Generative AI, which can create text, images, video, and other content, is now widely used by both CFOs and PE firms. The survey found that 100% of respondents are utilising generative AI in some capacity. However, the specific applications differ between CFOs and PE firms.

PE firms primarily use generative AI for customer service, including chatbot functionalities, and for cybersecurity to protect sensitive data and infrastructure. In contrast, CFOs in midsize companies are leveraging generative AI for predictive analytics and cybersecurity. Predictive analytics helps finance teams forecast trends and identify opportunities, while AI-driven cybersecurity tools bolster protection against threats.

Rising Legal and Compliance Concerns

As AI becomes more integrated into business operations, concerns about legal and regulatory compliance are growing. The 2025 survey reveals that 92% of respondents believe significant effort is needed to identify legally appropriate use cases for AI. Additionally, 63% of CFOs and PE firms agree that data security presents a substantial legal barrier to AI adoption. These concerns highlight the importance of maintaining rigorous compliance protocols and staying informed about evolving regulations.

Furthermore, there has been a 10% increase in respondents who fear that AI will render contact center jobs obsolete. This perception underscores broader anxieties about the societal impact of AI, particularly in terms of employment and workforce dynamics. Despite these concerns, many respondents still believe that AI will simplify information retrieval, become essential to business operations, and generate cost savings.

AI Budgets and Investment Plans

Despite some waning enthusiasm, AI investment remains a priority for both midsize companies and PE firms. Around 70% of respondents plan to increase their AI spending over the next five years. Midsize companies are particularly confident in AI’s potential, with AI investments for 2025 set to surpass 2024 levels. PE firms, while slightly less ambitious than in the previous year, still plan to maintain strong investment levels in AI-driven financial processes.

This shift reflects a maturing understanding of AI, with financial leaders developing more clearly defined use cases and expectations. As AI continues to evolve, the focus is shifting from broad adoption to strategic implementation, ensuring that AI investments deliver maximum value.

Strategic Recommendations for 2025

Based on these insights, LupoToro Group recommends several actions for financial leaders to consider in 2025:

  1. Optimise AI in Core Financial Processes: Focus on AI for payment automation, fraud detection, and cash flow forecasting to enhance operational efficiency and accuracy.

  2. Encourage Cross-Functional Collaboration: Facilitate partnerships between finance, IT, and other departments to share AI learnings and prevent siloed expertise.

  3. Stay Compliant: Form a task force to monitor AI-related legal and regulatory developments, ensuring compliance and mitigating risks.

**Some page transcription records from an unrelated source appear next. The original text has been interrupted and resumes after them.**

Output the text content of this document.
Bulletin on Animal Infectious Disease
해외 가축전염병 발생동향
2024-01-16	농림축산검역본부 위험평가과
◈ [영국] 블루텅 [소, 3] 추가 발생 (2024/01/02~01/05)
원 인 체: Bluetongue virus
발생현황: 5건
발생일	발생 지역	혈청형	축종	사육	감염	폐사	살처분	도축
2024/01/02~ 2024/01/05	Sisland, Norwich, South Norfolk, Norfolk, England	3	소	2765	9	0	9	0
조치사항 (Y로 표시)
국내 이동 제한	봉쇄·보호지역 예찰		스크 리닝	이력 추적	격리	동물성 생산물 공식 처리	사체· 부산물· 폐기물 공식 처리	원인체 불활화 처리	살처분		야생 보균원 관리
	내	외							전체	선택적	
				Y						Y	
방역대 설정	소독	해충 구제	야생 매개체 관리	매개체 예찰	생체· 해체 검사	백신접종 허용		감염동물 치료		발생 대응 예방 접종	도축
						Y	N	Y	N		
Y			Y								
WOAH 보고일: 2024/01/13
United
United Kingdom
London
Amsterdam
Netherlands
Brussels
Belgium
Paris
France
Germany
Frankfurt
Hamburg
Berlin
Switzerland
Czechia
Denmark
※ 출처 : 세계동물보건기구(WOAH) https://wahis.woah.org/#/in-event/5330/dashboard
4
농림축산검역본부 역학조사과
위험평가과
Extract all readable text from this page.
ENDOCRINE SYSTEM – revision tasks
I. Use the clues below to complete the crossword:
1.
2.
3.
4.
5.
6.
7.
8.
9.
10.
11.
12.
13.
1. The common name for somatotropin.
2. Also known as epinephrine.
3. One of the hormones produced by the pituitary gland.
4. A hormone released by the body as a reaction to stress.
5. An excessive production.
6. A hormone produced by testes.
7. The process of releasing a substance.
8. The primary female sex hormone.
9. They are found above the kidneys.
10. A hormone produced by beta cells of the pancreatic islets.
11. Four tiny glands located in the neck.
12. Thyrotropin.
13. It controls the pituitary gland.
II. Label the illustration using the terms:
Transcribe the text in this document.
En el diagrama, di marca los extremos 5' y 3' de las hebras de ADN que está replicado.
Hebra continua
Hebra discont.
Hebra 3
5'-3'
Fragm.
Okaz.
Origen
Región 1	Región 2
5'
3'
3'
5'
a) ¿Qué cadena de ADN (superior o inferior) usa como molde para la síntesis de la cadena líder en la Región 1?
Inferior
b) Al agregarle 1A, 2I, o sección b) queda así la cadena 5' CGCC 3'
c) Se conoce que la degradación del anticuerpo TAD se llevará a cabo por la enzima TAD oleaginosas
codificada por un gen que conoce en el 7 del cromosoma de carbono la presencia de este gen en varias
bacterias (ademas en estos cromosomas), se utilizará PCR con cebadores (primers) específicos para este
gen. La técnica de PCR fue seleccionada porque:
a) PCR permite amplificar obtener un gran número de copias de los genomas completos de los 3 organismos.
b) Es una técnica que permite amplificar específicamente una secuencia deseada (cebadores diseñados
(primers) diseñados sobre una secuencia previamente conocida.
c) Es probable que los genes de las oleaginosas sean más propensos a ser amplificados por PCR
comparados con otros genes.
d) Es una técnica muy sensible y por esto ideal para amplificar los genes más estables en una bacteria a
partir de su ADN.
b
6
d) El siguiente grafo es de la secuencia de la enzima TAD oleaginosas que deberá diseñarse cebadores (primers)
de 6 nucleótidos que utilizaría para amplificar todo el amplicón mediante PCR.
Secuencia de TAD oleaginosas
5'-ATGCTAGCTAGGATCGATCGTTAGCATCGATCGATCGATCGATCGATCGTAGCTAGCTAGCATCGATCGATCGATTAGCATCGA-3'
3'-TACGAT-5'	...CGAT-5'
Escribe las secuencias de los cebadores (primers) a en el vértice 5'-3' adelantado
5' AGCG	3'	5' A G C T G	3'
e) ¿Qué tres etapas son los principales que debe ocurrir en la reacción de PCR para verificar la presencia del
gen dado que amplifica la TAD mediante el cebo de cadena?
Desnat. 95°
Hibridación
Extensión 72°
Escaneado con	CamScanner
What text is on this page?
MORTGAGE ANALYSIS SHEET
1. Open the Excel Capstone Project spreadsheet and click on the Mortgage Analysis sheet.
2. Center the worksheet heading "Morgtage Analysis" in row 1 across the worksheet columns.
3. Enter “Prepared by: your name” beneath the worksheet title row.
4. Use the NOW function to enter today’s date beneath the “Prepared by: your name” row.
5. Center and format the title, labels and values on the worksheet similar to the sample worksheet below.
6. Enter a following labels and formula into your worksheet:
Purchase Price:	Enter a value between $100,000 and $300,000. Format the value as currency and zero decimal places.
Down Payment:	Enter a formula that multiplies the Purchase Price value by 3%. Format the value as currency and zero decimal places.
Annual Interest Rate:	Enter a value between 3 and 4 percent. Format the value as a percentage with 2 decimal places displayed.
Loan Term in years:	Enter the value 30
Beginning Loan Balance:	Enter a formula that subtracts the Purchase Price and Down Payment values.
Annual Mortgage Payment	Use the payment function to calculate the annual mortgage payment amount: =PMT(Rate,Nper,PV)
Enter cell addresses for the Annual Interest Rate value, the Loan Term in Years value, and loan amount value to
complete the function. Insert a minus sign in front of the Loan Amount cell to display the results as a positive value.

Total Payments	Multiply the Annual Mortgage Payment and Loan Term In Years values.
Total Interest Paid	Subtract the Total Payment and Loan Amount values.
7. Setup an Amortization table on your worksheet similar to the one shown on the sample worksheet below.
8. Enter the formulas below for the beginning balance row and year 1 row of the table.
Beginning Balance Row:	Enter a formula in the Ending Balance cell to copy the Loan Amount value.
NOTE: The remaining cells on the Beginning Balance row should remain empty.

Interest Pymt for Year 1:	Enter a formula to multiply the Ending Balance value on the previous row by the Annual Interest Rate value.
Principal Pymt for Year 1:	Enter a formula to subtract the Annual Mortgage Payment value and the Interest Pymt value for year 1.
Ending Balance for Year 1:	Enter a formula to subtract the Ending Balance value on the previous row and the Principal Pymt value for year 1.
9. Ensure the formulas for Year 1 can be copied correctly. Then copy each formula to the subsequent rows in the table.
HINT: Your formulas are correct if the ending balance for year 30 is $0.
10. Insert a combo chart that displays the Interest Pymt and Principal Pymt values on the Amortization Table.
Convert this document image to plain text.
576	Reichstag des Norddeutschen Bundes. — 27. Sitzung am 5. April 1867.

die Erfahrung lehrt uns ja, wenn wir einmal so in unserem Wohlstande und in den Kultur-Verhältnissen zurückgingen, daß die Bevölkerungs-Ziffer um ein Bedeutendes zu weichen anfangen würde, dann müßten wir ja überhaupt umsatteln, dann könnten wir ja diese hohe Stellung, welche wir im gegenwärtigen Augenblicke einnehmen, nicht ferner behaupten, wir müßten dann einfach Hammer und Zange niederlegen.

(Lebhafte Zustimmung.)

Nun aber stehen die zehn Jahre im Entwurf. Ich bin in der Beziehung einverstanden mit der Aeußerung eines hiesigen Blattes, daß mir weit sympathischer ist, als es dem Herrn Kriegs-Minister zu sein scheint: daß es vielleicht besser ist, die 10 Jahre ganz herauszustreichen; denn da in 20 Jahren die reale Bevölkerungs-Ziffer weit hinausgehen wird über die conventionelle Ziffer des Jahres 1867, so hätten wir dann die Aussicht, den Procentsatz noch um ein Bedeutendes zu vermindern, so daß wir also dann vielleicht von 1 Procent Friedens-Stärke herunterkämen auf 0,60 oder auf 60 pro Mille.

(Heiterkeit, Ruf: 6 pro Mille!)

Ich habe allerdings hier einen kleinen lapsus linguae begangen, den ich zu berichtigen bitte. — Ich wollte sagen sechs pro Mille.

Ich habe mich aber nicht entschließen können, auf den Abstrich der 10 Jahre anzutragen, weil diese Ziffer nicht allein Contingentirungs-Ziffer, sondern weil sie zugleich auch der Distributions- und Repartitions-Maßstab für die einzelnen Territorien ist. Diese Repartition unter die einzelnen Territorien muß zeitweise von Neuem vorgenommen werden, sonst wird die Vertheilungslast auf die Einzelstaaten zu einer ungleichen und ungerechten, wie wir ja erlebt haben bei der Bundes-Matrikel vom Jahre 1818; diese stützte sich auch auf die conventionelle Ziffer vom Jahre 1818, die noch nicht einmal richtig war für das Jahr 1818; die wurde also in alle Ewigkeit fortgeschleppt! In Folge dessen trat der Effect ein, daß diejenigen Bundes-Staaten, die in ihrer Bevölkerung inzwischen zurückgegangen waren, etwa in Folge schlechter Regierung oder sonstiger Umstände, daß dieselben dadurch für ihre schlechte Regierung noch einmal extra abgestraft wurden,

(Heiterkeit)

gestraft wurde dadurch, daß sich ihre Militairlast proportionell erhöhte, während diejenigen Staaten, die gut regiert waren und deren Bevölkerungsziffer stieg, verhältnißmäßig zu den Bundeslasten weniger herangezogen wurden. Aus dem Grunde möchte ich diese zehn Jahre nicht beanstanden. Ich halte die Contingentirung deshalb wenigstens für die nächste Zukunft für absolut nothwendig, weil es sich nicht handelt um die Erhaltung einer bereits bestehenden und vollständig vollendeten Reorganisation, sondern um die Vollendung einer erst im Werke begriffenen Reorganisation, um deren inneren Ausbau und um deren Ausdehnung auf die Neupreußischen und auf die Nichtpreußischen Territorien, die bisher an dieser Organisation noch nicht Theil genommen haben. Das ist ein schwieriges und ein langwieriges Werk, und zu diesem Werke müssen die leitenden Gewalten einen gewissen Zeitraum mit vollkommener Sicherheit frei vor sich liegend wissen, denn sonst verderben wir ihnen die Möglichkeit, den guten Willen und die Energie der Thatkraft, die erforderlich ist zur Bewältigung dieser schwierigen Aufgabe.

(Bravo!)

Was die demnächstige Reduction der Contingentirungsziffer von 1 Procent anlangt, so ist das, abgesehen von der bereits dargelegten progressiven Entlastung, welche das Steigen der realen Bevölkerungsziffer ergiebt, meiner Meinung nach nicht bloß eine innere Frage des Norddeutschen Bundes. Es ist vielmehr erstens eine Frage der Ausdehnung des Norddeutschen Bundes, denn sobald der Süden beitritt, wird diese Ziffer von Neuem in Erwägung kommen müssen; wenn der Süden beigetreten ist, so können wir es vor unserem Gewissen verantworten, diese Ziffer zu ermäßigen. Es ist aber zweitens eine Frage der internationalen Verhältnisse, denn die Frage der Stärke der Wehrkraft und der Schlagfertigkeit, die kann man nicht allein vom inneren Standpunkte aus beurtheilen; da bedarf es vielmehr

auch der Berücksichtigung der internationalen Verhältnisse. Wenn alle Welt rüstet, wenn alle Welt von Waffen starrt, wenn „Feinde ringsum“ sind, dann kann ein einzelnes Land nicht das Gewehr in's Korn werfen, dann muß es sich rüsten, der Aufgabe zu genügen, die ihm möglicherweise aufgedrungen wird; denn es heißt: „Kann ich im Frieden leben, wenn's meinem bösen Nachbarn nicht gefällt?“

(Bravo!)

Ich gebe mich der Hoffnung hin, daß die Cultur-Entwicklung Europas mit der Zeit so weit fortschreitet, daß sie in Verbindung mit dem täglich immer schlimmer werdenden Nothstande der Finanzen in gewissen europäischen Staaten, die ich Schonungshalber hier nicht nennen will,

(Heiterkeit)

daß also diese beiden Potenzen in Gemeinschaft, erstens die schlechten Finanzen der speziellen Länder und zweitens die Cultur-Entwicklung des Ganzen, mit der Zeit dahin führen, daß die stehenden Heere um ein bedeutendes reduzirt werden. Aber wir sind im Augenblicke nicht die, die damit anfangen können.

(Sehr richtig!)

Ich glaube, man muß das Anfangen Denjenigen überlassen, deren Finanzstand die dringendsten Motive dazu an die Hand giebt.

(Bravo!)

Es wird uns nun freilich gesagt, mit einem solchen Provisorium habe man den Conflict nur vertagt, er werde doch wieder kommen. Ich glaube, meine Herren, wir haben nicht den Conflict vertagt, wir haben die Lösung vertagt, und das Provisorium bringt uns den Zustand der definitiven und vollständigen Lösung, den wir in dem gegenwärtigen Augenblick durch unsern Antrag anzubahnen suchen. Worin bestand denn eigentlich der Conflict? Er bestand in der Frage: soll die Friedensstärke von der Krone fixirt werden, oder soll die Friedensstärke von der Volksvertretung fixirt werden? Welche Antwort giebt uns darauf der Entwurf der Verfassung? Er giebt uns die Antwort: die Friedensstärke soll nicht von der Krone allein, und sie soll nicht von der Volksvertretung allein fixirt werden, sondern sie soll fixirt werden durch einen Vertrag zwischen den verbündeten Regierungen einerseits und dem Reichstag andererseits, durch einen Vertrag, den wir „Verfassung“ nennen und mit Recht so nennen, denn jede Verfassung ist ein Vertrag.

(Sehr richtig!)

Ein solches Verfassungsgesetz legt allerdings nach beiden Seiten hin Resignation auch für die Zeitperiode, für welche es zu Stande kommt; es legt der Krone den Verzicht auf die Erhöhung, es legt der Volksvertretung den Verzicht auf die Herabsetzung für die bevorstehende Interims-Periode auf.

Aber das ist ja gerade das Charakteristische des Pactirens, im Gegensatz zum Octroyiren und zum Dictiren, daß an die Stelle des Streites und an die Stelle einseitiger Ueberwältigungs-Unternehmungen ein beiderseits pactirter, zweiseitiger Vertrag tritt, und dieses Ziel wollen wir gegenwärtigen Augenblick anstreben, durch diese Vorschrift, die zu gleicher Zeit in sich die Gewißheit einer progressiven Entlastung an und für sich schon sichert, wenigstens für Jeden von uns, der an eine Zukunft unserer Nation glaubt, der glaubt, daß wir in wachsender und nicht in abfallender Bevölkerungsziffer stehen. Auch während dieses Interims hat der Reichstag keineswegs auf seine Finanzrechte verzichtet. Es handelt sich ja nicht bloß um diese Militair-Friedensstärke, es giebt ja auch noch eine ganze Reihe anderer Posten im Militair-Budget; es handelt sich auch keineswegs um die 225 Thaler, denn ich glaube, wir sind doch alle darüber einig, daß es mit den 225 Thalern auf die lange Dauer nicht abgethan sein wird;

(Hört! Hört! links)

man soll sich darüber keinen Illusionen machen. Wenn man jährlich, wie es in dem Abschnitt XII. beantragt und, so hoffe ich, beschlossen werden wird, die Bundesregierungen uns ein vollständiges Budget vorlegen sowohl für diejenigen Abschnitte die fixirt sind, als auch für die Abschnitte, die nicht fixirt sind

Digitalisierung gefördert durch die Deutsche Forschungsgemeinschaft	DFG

  4. Benchmark Against Peers: Analyse AI usage in similar companies to refine your own AI strategies and investment decisions.

  5. Leverage Generative AI: Explore generative AI for predictive analytics, cybersecurity, and customer service to stay competitive and innovative.

LupoToro Group’s research highlights the transformative impact of AI on financial processes and the critical role of CFOs in driving these changes. While challenges remain, particularly in risk assessment and legal compliance, the potential benefits of AI are too significant to ignore. By strategically implementing AI and staying ahead of trends, financial leaders can position their organisations for continued success and innovation in 2025 and beyond.